Water Drop Reflections and Multiple Rainbows

April 11, 2011

Photographer: Michael Grossmann 
Summary Author: Michael Grossmann; Jim Foster

A rainbow is a product of millions of falling raindrops interacting with sunlight. With but a single reflection of sunlight inside a water drop, a primary rainbow will form; with two reflections the secondary bow is visible.  However, under ideal conditions, there can be many more orders of reflection. As shown above, five, six and even ten internal reflections can be observed. Moreover, it's theoretically possible to detect twenty internal reflections, but the problem is to produce a perfectly spherical water droplet. The drops I used for this experiment were formed artificially. The light source is a 5 mW green laser pointer. Note that the bright spot at left center is the laser-illuminated water drop.

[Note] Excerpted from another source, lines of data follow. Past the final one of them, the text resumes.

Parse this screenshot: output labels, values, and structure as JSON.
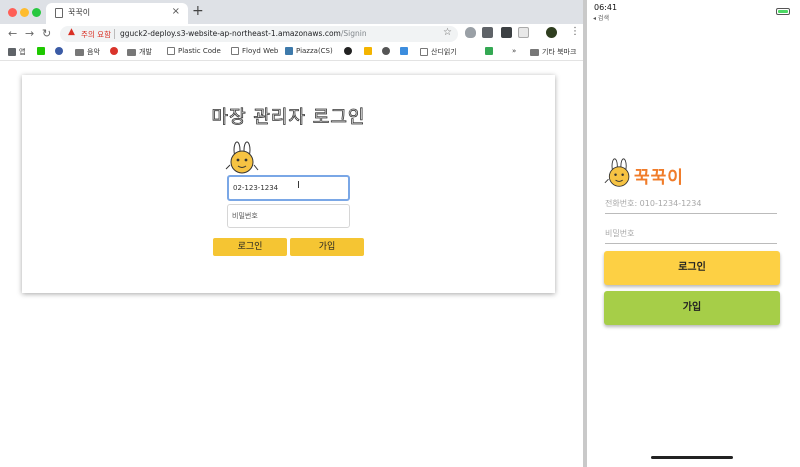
{
  "browser": {
    "tab_title": "꾹꾹이",
    "tab_close": "×",
    "new_tab": "+",
    "nav": {
      "back": "←",
      "forward": "→",
      "reload": "↻"
    },
    "omnibox": {
      "warning": "주의 요함",
      "url_host": "gguck2-deploy.s3-website-ap-northeast-1.amazonaws.com",
      "url_path": "/Signin"
    },
    "bookmarks": {
      "apps": "앱",
      "music": "음악",
      "dev": "개발",
      "plastic": "Plastic Code",
      "floyd": "Floyd Web",
      "piazza": "Piazza(CS)",
      "sandi": "산디읽기",
      "more": "»",
      "other": "기타 북마크"
    }
  },
  "web_page": {
    "title": "마장 관리자 로그인",
    "phone_value": "02-123-1234",
    "password_placeholder": "비밀번호",
    "login_label": "로그인",
    "signup_label": "가입"
  },
  "ipad": {
    "time": "06:41",
    "back_label": "◂ 검색",
    "app_name": "꾹꾹이",
    "phone_placeholder": "전화번호: 010-1234-1234",
    "password_placeholder": "비밀번호",
    "login_label": "로그인",
    "signup_label": "가입"
  },
  "colors": {
    "web_button": "#f5c533",
    "ipad_login": "#fdd044",
    "ipad_signup": "#a6ce48",
    "logo_text": "#f07c2a"
  }
}
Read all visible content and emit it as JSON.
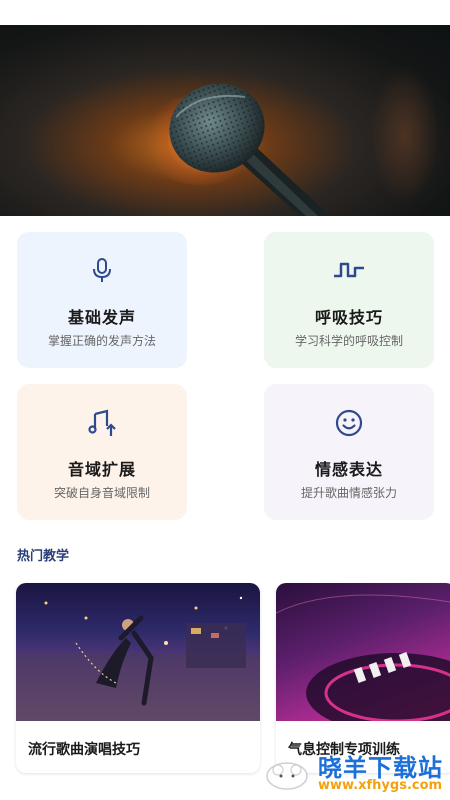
{
  "hero": {
    "image": "microphone-photo"
  },
  "features": [
    {
      "title": "基础发声",
      "desc": "掌握正确的发声方法",
      "icon": "microphone-icon"
    },
    {
      "title": "呼吸技巧",
      "desc": "学习科学的呼吸控制",
      "icon": "breath-wave-icon"
    },
    {
      "title": "音域扩展",
      "desc": "突破自身音域限制",
      "icon": "music-note-up-icon"
    },
    {
      "title": "情感表达",
      "desc": "提升歌曲情感张力",
      "icon": "smiley-face-icon"
    }
  ],
  "hot_section": {
    "title": "热门教学"
  },
  "lessons": [
    {
      "title": "流行歌曲演唱技巧",
      "image": "dancer-night-street-photo"
    },
    {
      "title": "气息控制专项训练",
      "image": "dj-turntable-photo"
    }
  ],
  "watermark": {
    "brand": "晓羊下载站",
    "url": "www.xfhygs.com"
  },
  "colors": {
    "accent": "#2a3e7c",
    "icon": "#2e4a8c",
    "watermark_blue": "#1b6fd8",
    "watermark_orange": "#f2a10f"
  }
}
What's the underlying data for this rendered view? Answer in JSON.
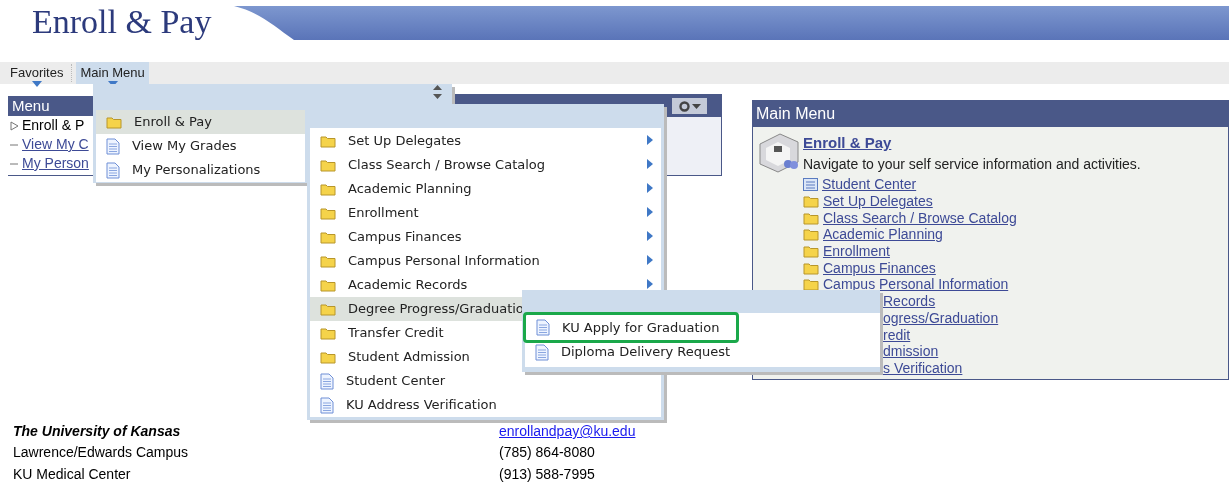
{
  "header": {
    "title": "Enroll & Pay"
  },
  "nav": [
    {
      "label": "Favorites",
      "selected": false
    },
    {
      "label": "Main Menu",
      "selected": true
    }
  ],
  "menu_pagelet": {
    "title": "Menu",
    "items": [
      {
        "kind": "folder",
        "label": "Enroll & P"
      },
      {
        "kind": "link",
        "label": "View My C"
      },
      {
        "kind": "link",
        "label": "My Person"
      }
    ]
  },
  "main_menu_pagelet": {
    "title": "Main Menu",
    "heading": "Enroll & Pay",
    "description": "Navigate to your self service information and activities.",
    "items": [
      {
        "kind": "center",
        "label": "Student Center"
      },
      {
        "kind": "folder",
        "label": "Set Up Delegates"
      },
      {
        "kind": "folder",
        "label": "Class Search / Browse Catalog"
      },
      {
        "kind": "folder",
        "label": "Academic Planning"
      },
      {
        "kind": "folder",
        "label": "Enrollment"
      },
      {
        "kind": "folder",
        "label": "Campus Finances"
      },
      {
        "kind": "folder",
        "label": "Campus Personal Information"
      },
      {
        "kind": "covered",
        "label": "Records"
      },
      {
        "kind": "covered",
        "label": "ogress/Graduation"
      },
      {
        "kind": "covered",
        "label": "redit"
      },
      {
        "kind": "covered",
        "label": "dmission"
      },
      {
        "kind": "covered",
        "label": "s Verification"
      }
    ]
  },
  "dropdown": {
    "items": [
      {
        "kind": "folder",
        "label": "Enroll & Pay",
        "selected": true
      },
      {
        "kind": "page",
        "label": "View My Grades",
        "selected": false
      },
      {
        "kind": "page",
        "label": "My Personalizations",
        "selected": false
      }
    ]
  },
  "submenu": {
    "items": [
      {
        "kind": "folder",
        "label": "Set Up Delegates",
        "has_children": true,
        "selected": false
      },
      {
        "kind": "folder",
        "label": "Class Search / Browse Catalog",
        "has_children": true,
        "selected": false
      },
      {
        "kind": "folder",
        "label": "Academic Planning",
        "has_children": true,
        "selected": false
      },
      {
        "kind": "folder",
        "label": "Enrollment",
        "has_children": true,
        "selected": false
      },
      {
        "kind": "folder",
        "label": "Campus Finances",
        "has_children": true,
        "selected": false
      },
      {
        "kind": "folder",
        "label": "Campus Personal Information",
        "has_children": true,
        "selected": false
      },
      {
        "kind": "folder",
        "label": "Academic Records",
        "has_children": true,
        "selected": false
      },
      {
        "kind": "folder",
        "label": "Degree Progress/Graduatio",
        "selected": true
      },
      {
        "kind": "folder",
        "label": "Transfer Credit",
        "selected": false
      },
      {
        "kind": "folder",
        "label": "Student Admission",
        "selected": false
      },
      {
        "kind": "page",
        "label": "Student Center",
        "has_children": false,
        "selected": false
      },
      {
        "kind": "page",
        "label": "KU Address Verification",
        "has_children": false,
        "selected": false
      }
    ]
  },
  "submenu_2": {
    "items": [
      {
        "kind": "page",
        "label": "KU Apply for Graduation",
        "highlighted": true
      },
      {
        "kind": "page",
        "label": "Diploma Delivery Request",
        "highlighted": false
      }
    ]
  },
  "footer": {
    "name": "The University of Kansas",
    "email": "enrollandpay@ku.edu",
    "rows": [
      {
        "label": "Lawrence/Edwards Campus",
        "phone": "(785) 864-8080"
      },
      {
        "label": "KU Medical Center",
        "phone": "(913) 588-7995"
      }
    ]
  }
}
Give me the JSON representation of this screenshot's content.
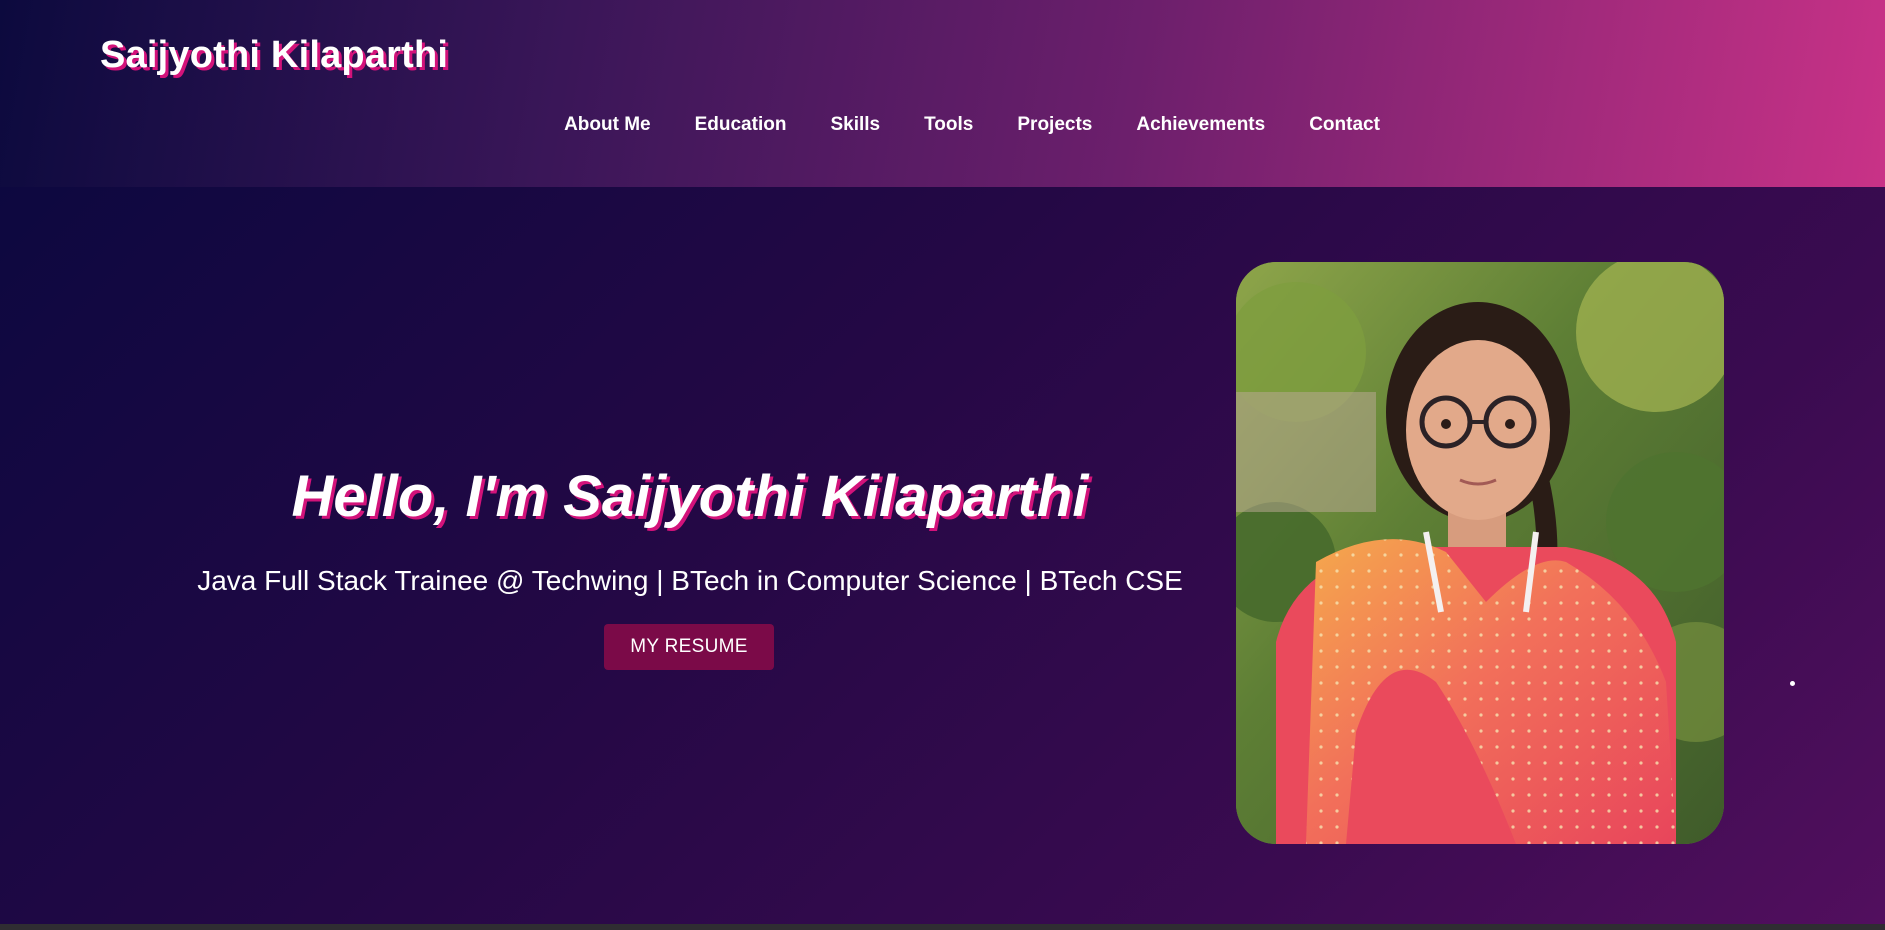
{
  "header": {
    "brand": "Saijyothi Kilaparthi",
    "nav": [
      {
        "label": "About Me"
      },
      {
        "label": "Education"
      },
      {
        "label": "Skills"
      },
      {
        "label": "Tools"
      },
      {
        "label": "Projects"
      },
      {
        "label": "Achievements"
      },
      {
        "label": "Contact"
      }
    ]
  },
  "hero": {
    "title": "Hello, I'm Saijyothi Kilaparthi",
    "subtitle": "Java Full Stack Trainee @ Techwing | BTech in Computer Science | BTech CSE",
    "resume_button": "MY RESUME",
    "photo_icon": "profile-photo"
  },
  "colors": {
    "header_start": "#0c0a3e",
    "header_end": "#c93287",
    "hero_bg": "#240845",
    "accent_shadow": "#d3127a",
    "button_bg": "#7b0a48"
  }
}
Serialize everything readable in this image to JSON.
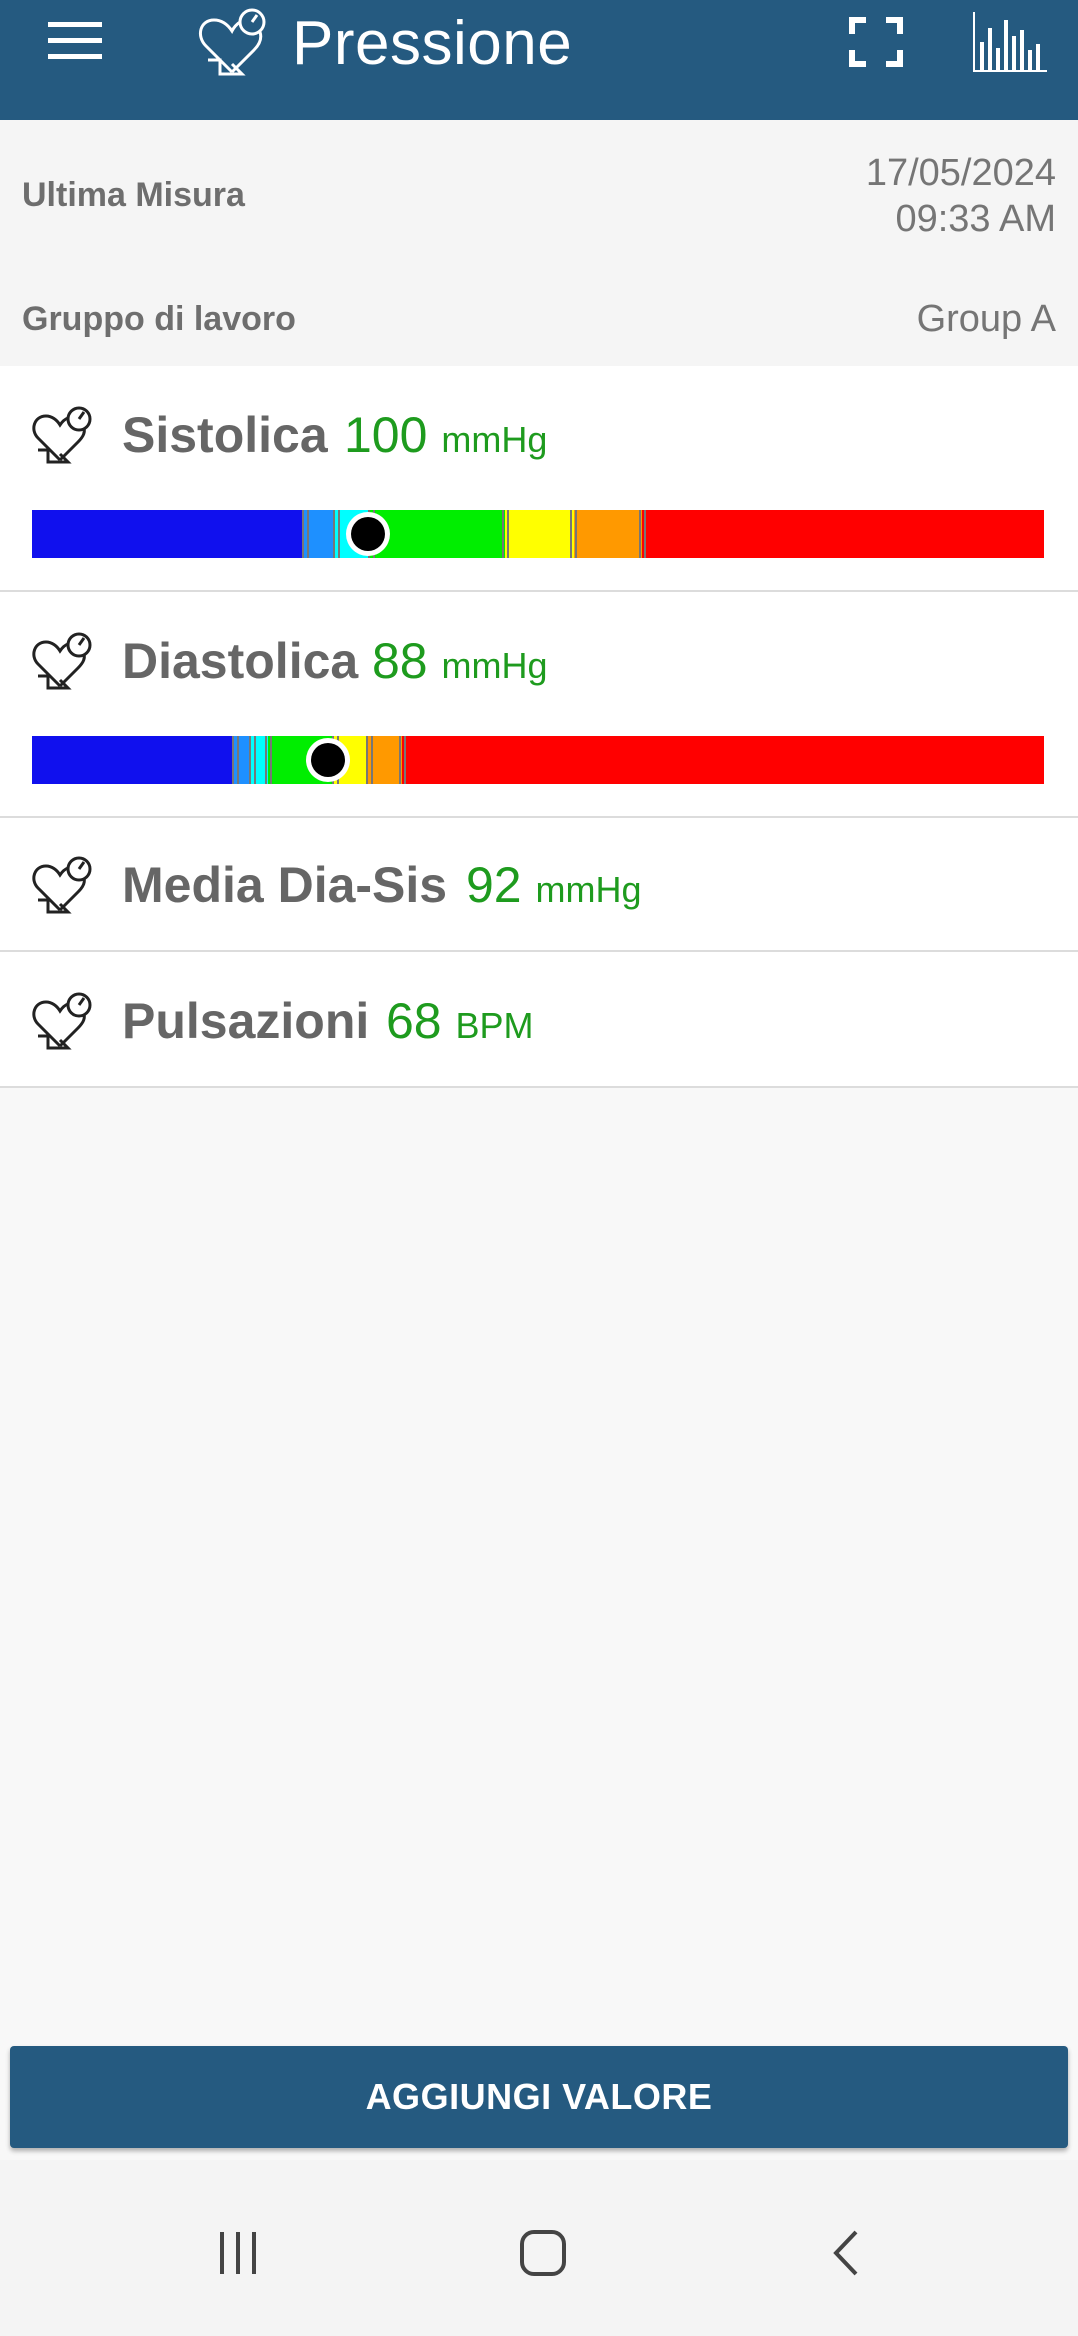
{
  "app_bar": {
    "title": "Pressione",
    "background": "#255a80",
    "icons": [
      "hamburger-menu-icon",
      "heart-gauge-icon",
      "fullscreen-icon",
      "bar-chart-icon"
    ]
  },
  "info": {
    "last_measure_label": "Ultima Misura",
    "date": "17/05/2024",
    "time": "09:33 AM",
    "group_label": "Gruppo di lavoro",
    "group_value": "Group A"
  },
  "measures": {
    "systolic": {
      "label": "Sistolica",
      "value": "100",
      "unit": "mmHg"
    },
    "diastolic": {
      "label": "Diastolica",
      "value": "88",
      "unit": "mmHg"
    },
    "mean": {
      "label": "Media Dia-Sis",
      "value": "92",
      "unit": "mmHg"
    },
    "pulse": {
      "label": "Pulsazioni",
      "value": "68",
      "unit": "BPM"
    }
  },
  "scales": {
    "colors": [
      "#1010ee",
      "#1e90ff",
      "#00ffff",
      "#00ee00",
      "#ffff00",
      "#ff9900",
      "#ff0000"
    ],
    "systolic_marker_fraction": 0.332,
    "diastolic_marker_fraction": 0.292
  },
  "action_button": {
    "label": "AGGIUNGI VALORE",
    "background": "#255a80"
  },
  "system_nav": {
    "icons": [
      "recent-apps-icon",
      "home-icon",
      "back-icon"
    ]
  }
}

The third and fourth-order reflections aren't shown here because they, along with the seventh and eighth order reflections, are positioned on the other side of the picture  -- in the direction of the light source. To better understand this setup, imagine that you're standing with your back to your computer screen and the Sun is shining behind you -- over the screen. The primary and secondary bows will be viewed in the direction you're facing -- opposite the Sun. The fifth, sixth, ninth, and tenth order reflections are also in this direction. However, the third and fourth (as well as the seventh and eighth) order reflections can't be seen because they're behind you. Click here to see a model of the experiment set up.

Under exceptional atmospheric conditions it may be feasible to see the third and fourth-order bows if you're facing the Sun, but they're quite faint. A third-order bow, for instance, is one quarter as bright as a primary bow. A fifth-order rainbow is only about one-tenth as intense as the primary bow.